At the periphery, it is less reassuring. About ten high-profile candidates have been banned from the election trail for 72 hours for hate speech, fuelling caste tensions and playing the religion card. Unsavoury tactics are used by candidates scrambling for votes. It is true that Modi has made an effort to change his image as an anti-Muslim zealot, reached out to the Bora and Muslim communities, spoken of the need to separate religion form politics, and tried to live down his apprenticeship as an RSS recruit. But can the Muslim community let down its guard; is there enough to persuade India that the man has been transformed? I quote an entire paragraph from The Economist of 2-8 March.
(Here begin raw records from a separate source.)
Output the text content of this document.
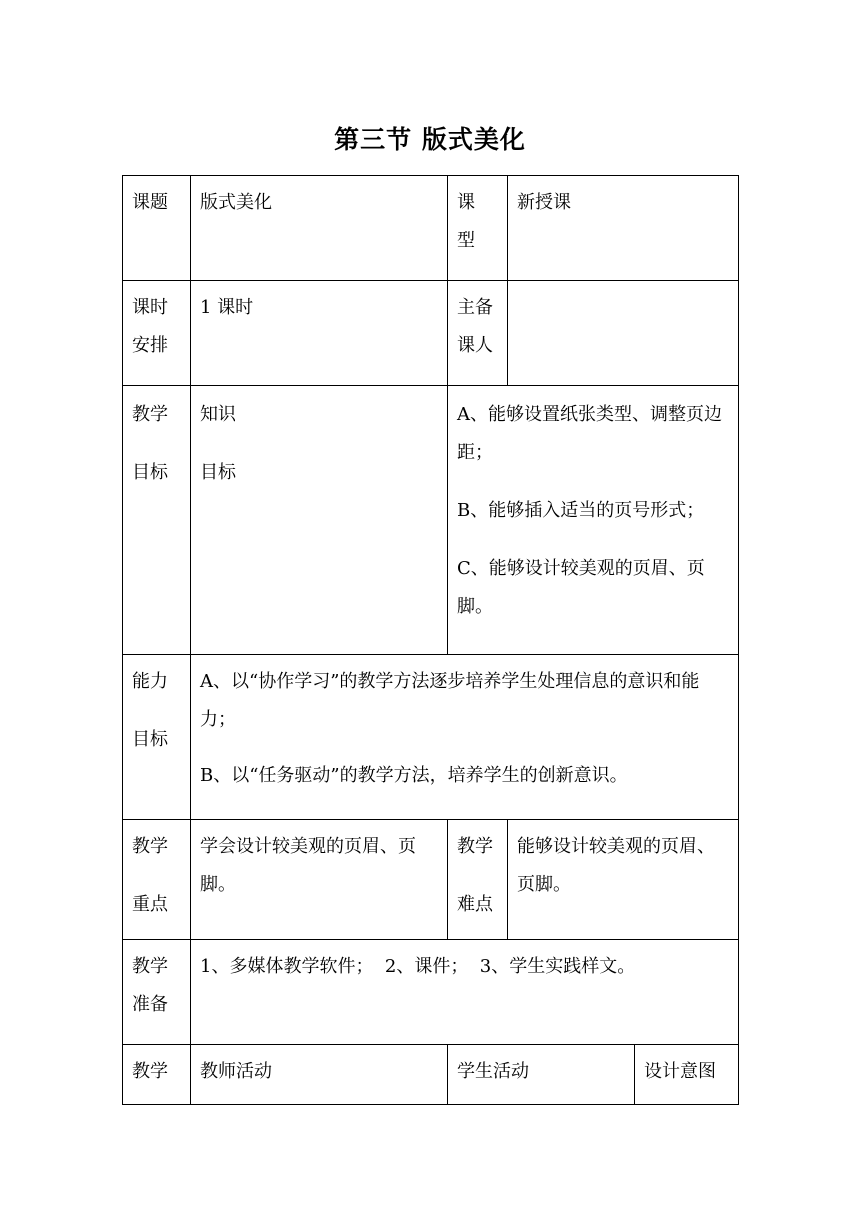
第三节 版式美化
课题	版式美化	课型	新授课	
课时安排	1 课时	主备课人		

教学目标	知识目标	A、能够设置纸张类型、调整页边距；
B、能够插入适当的页号形式；
C、能够设计较美观的页眉、页脚。		

能力目标	A、以“协作学习”的教学方法逐步培养学生处理信息的意识和能力；
B、以“任务驱动”的教学方法，培养学生的创新意识。			

教学重点	学会设计较美观的页眉、页脚。	教学难点	能够设计较美观的页眉、页脚。	
教学准备	1、多媒体教学软件；  2、课件；  3、学生实践样文。			
教学	教师活动	学生活动		设计意图
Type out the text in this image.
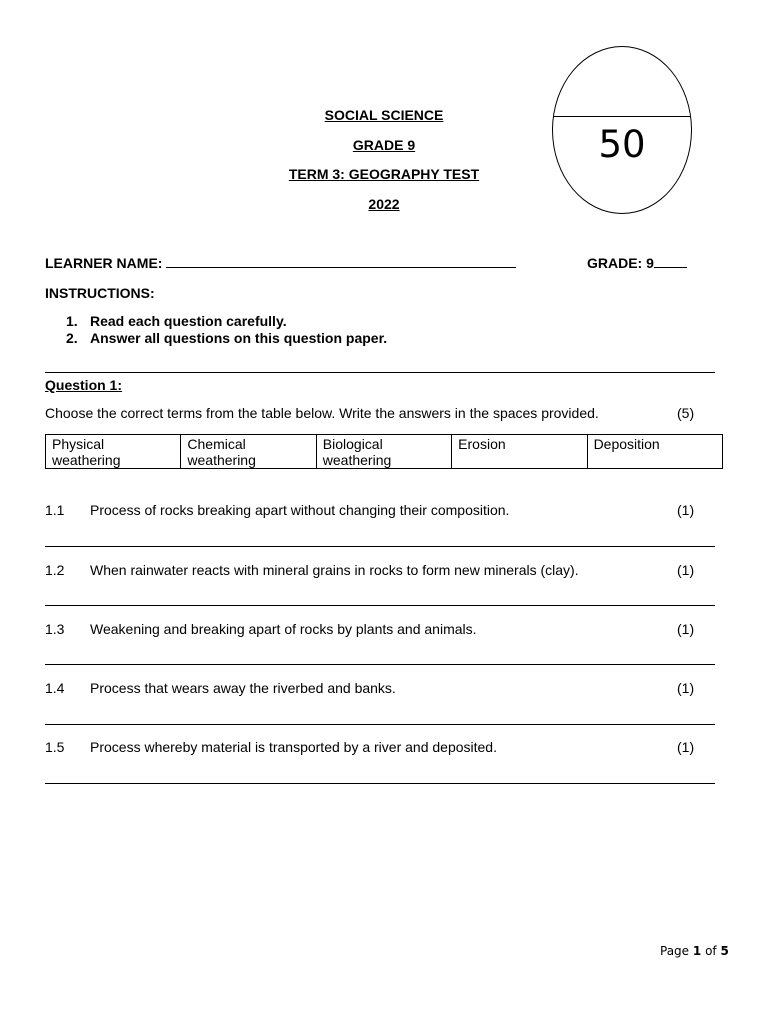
SOCIAL SCIENCE
GRADE 9
TERM 3: GEOGRAPHY TEST
2022
50
LEARNER NAME:	GRADE: 9
INSTRUCTIONS:
1. Read each question carefully.
2. Answer all questions on this question paper.
Question 1:
Choose the correct terms from the table below. Write the answers in the spaces provided.	(5)
Physical weathering	Chemical weathering	Biological weathering	Erosion	Deposition
1.1 Process of rocks breaking apart without changing their composition.	(1)
1.2 When rainwater reacts with mineral grains in rocks to form new minerals (clay).	(1)
1.3 Weakening and breaking apart of rocks by plants and animals.	(1)
1.4 Process that wears away the riverbed and banks.	(1)
1.5 Process whereby material is transported by a river and deposited.	(1)
Page 1 of 5
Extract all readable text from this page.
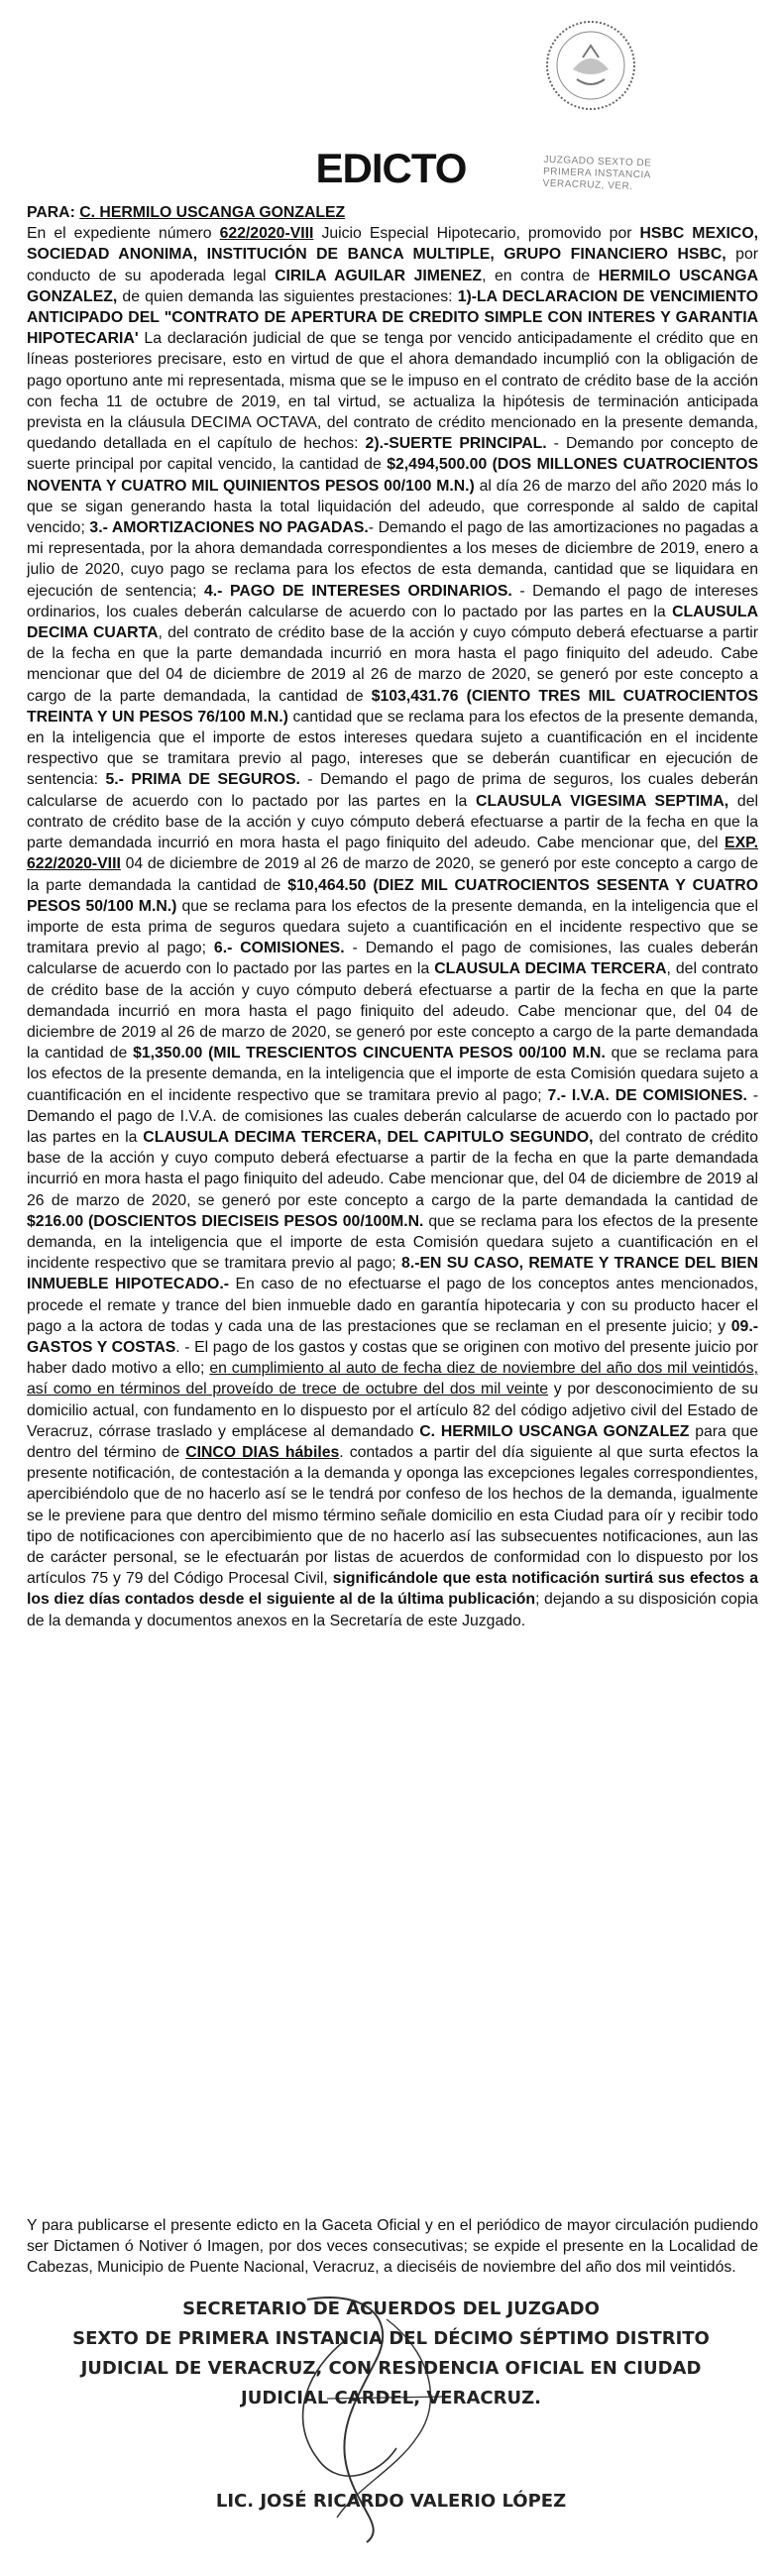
JUZGADO SEXTO DE
PRIMERA INSTANCIA
VERACRUZ, VER.
EDICTO

PARA: C. HERMILO USCANGA GONZALEZ

En el expediente número 622/2020-VIII Juicio Especial Hipotecario, promovido por HSBC MEXICO, SOCIEDAD ANONIMA, INSTITUCIÓN DE BANCA MULTIPLE, GRUPO FINANCIERO HSBC, por conducto de su apoderada legal CIRILA AGUILAR JIMENEZ, en contra de HERMILO USCANGA GONZALEZ, de quien demanda las siguientes prestaciones: 1)-LA DECLARACION DE VENCIMIENTO ANTICIPADO DEL "CONTRATO DE APERTURA DE CREDITO SIMPLE CON INTERES Y GARANTIA HIPOTECARIA' La declaración judicial de que se tenga por vencido anticipadamente el crédito que en líneas posteriores precisare, esto en virtud de que el ahora demandado incumplió con la obligación de pago oportuno ante mi representada, misma que se le impuso en el contrato de crédito base de la acción con fecha 11 de octubre de 2019, en tal virtud, se actualiza la hipótesis de terminación anticipada prevista en la cláusula DECIMA OCTAVA, del contrato de crédito mencionado en la presente demanda, quedando detallada en el capítulo de hechos: 2).-SUERTE PRINCIPAL. - Demando por concepto de suerte principal por capital vencido, la cantidad de $2,494,500.00 (DOS MILLONES CUATROCIENTOS NOVENTA Y CUATRO MIL QUINIENTOS PESOS 00/100 M.N.) al día 26 de marzo del año 2020 más lo que se sigan generando hasta la total liquidación del adeudo, que corresponde al saldo de capital vencido; 3.- AMORTIZACIONES NO PAGADAS.- Demando el pago de las amortizaciones no pagadas a mi representada, por la ahora demandada correspondientes a los meses de diciembre de 2019, enero a julio de 2020, cuyo pago se reclama para los efectos de esta demanda, cantidad que se liquidara en ejecución de sentencia; 4.- PAGO DE INTERESES ORDINARIOS. - Demando el pago de intereses ordinarios, los cuales deberán calcularse de acuerdo con lo pactado por las partes en la CLAUSULA DECIMA CUARTA, del contrato de crédito base de la acción y cuyo cómputo deberá efectuarse a partir de la fecha en que la parte demandada incurrió en mora hasta el pago finiquito del adeudo. Cabe mencionar que del 04 de diciembre de 2019 al 26 de marzo de 2020, se generó por este concepto a cargo de la parte demandada, la cantidad de $103,431.76 (CIENTO TRES MIL CUATROCIENTOS TREINTA Y UN PESOS 76/100 M.N.) cantidad que se reclama para los efectos de la presente demanda, en la inteligencia que el importe de estos intereses quedara sujeto a cuantificación en el incidente respectivo que se tramitara previo al pago, intereses que se deberán cuantificar en ejecución de sentencia: 5.- PRIMA DE SEGUROS. - Demando el pago de prima de seguros, los cuales deberán calcularse de acuerdo con lo pactado por las partes en la CLAUSULA VIGESIMA SEPTIMA, del contrato de crédito base de la acción y cuyo cómputo deberá efectuarse a partir de la fecha en que la parte demandada incurrió en mora hasta el pago finiquito del adeudo. Cabe mencionar que, del EXP. 622/2020-VIII 04 de diciembre de 2019 al 26 de marzo de 2020, se generó por este concepto a cargo de la parte demandada la cantidad de $10,464.50 (DIEZ MIL CUATROCIENTOS SESENTA Y CUATRO PESOS 50/100 M.N.) que se reclama para los efectos de la presente demanda, en la inteligencia que el importe de esta prima de seguros quedara sujeto a cuantificación en el incidente respectivo que se tramitara previo al pago; 6.- COMISIONES. - Demando el pago de comisiones, las cuales deberán calcularse de acuerdo con lo pactado por las partes en la CLAUSULA DECIMA TERCERA, del contrato de crédito base de la acción y cuyo cómputo deberá efectuarse a partir de la fecha en que la parte demandada incurrió en mora hasta el pago finiquito del adeudo. Cabe mencionar que, del 04 de diciembre de 2019 al 26 de marzo de 2020, se generó por este concepto a cargo de la parte demandada la cantidad de $1,350.00 (MIL TRESCIENTOS CINCUENTA PESOS 00/100 M.N. que se reclama para los efectos de la presente demanda, en la inteligencia que el importe de esta Comisión quedara sujeto a cuantificación en el incidente respectivo que se tramitara previo al pago; 7.- I.V.A. DE COMISIONES. - Demando el pago de I.V.A. de comisiones las cuales deberán calcularse de acuerdo con lo pactado por las partes en la CLAUSULA DECIMA TERCERA, DEL CAPITULO SEGUNDO, del contrato de crédito base de la acción y cuyo computo deberá efectuarse a partir de la fecha en que la parte demandada incurrió en mora hasta el pago finiquito del adeudo. Cabe mencionar que, del 04 de diciembre de 2019 al 26 de marzo de 2020, se generó por este concepto a cargo de la parte demandada la cantidad de $216.00 (DOSCIENTOS DIECISEIS PESOS 00/100M.N. que se reclama para los efectos de la presente demanda, en la inteligencia que el importe de esta Comisión quedara sujeto a cuantificación en el incidente respectivo que se tramitara previo al pago; 8.-EN SU CASO, REMATE Y TRANCE DEL BIEN INMUEBLE HIPOTECADO.- En caso de no efectuarse el pago de los conceptos antes mencionados, procede el remate y trance del bien inmueble dado en garantía hipotecaria y con su producto hacer el pago a la actora de todas y cada una de las prestaciones que se reclaman en el presente juicio; y 09.- GASTOS Y COSTAS. - El pago de los gastos y costas que se originen con motivo del presente juicio por haber dado motivo a ello; en cumplimiento al auto de fecha diez de noviembre del año dos mil veintidós, así como en términos del proveído de trece de octubre del dos mil veinte y por desconocimiento de su domicilio actual, con fundamento en lo dispuesto por el artículo 82 del código adjetivo civil del Estado de Veracruz, córrase traslado y emplácese al demandado C. HERMILO USCANGA GONZALEZ para que dentro del término de CINCO DIAS hábiles. contados a partir del día siguiente al que surta efectos la presente notificación, de contestación a la demanda y oponga las excepciones legales correspondientes, apercibiéndolo que de no hacerlo así se le tendrá por confeso de los hechos de la demanda, igualmente se le previene para que dentro del mismo término señale domicilio en esta Ciudad para oír y recibir todo tipo de notificaciones con apercibimiento que de no hacerlo así las subsecuentes notificaciones, aun las de carácter personal, se le efectuarán por listas de acuerdos de conformidad con lo dispuesto por los artículos 75 y 79 del Código Procesal Civil, significándole que esta notificación surtirá sus efectos a los diez días contados desde el siguiente al de la última publicación; dejando a su disposición copia de la demanda y documentos anexos en la Secretaría de este Juzgado.

Y para publicarse el presente edicto en la Gaceta Oficial y en el periódico de mayor circulación pudiendo ser Dictamen ó Notiver ó Imagen, por dos veces consecutivas; se expide el presente en la Localidad de Cabezas, Municipio de Puente Nacional, Veracruz, a dieciséis de noviembre del año dos mil veintidós.
SECRETARIO DE ACUERDOS DEL JUZGADO
SEXTO DE PRIMERA INSTANCIA DEL DÉCIMO SÉPTIMO DISTRITO
JUDICIAL DE VERACRUZ, CON RESIDENCIA OFICIAL EN CIUDAD
JUDICIAL CARDEL, VERACRUZ.
LIC. JOSÉ RICARDO VALERIO LÓPEZ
“Modi has not sparked the outright communal conflagration his critics, The Economist included, fretted about before he became prime minister. But his government has often displayed hostility to India’s Muslim minority and sympathy to for those who see Hinduism as under threat from internal and external foes. He has appointed a bigoted Hindu prelate Yogi Adityanath, as chief minister of India’s most populous state, Uttar Pradesh. A member of his cabinet presented garlands to a group of Hindu men convicted of lynching a Muslim for selling beef. Modi himself has suspended the elected government of Jammu & Kashmir, India’s only Muslim majority state, and used force to suppress protests there leading to horrific civilian casualties.”
On balance which way does the coin flip? Since this column has argued that Modi is very likely to be re-elected prime minister for another term, the important task is to be vigilant and not to be carried away by promises that may turn out to be hollow. India’s minorities and Indians committed to democracy must not let themselves be seduced. Even in the minds of those of us who have noted that a less Hindutva Modi does at times emerge, what guarantee is there that the more Hindutva incarnation will not resurface? Allies he is dependent on may call the shots after the elections and harsher communalism may resurface. For example, Mrs Pragya Thakur a Hindu zealot, suspected of orchestrating a bomb blast that killed six and injured 101 in Malegaon in 2008 and currently out on bail, is running on the BJP ticket. The first time a person charged with terrorism has been nominated for parliament in India! All this is a pity because Modi can discard these communal props and project himself as prime minister for all of India and thus win a much larger support base. Rather than envy Nehru he can aspire to Nehruesque stature and universal respect.
Till then qualms about Hindutva cannot be ignored, therefore the nation has to remain vigilant and the people ready to mobilise against communalism and for the defence of democracy. Modi may win (hopefully with a sharp rap on the knuckles) for economic reasons since Modi-NDP-BJP projects an image that gives greater confidence than the Rahul-UPA-Congress alternative and because of communal campaign rhetoric. All this be as it may, “eternal vigilance is the price of freedom” and will remain a sine qua non in the post-election era.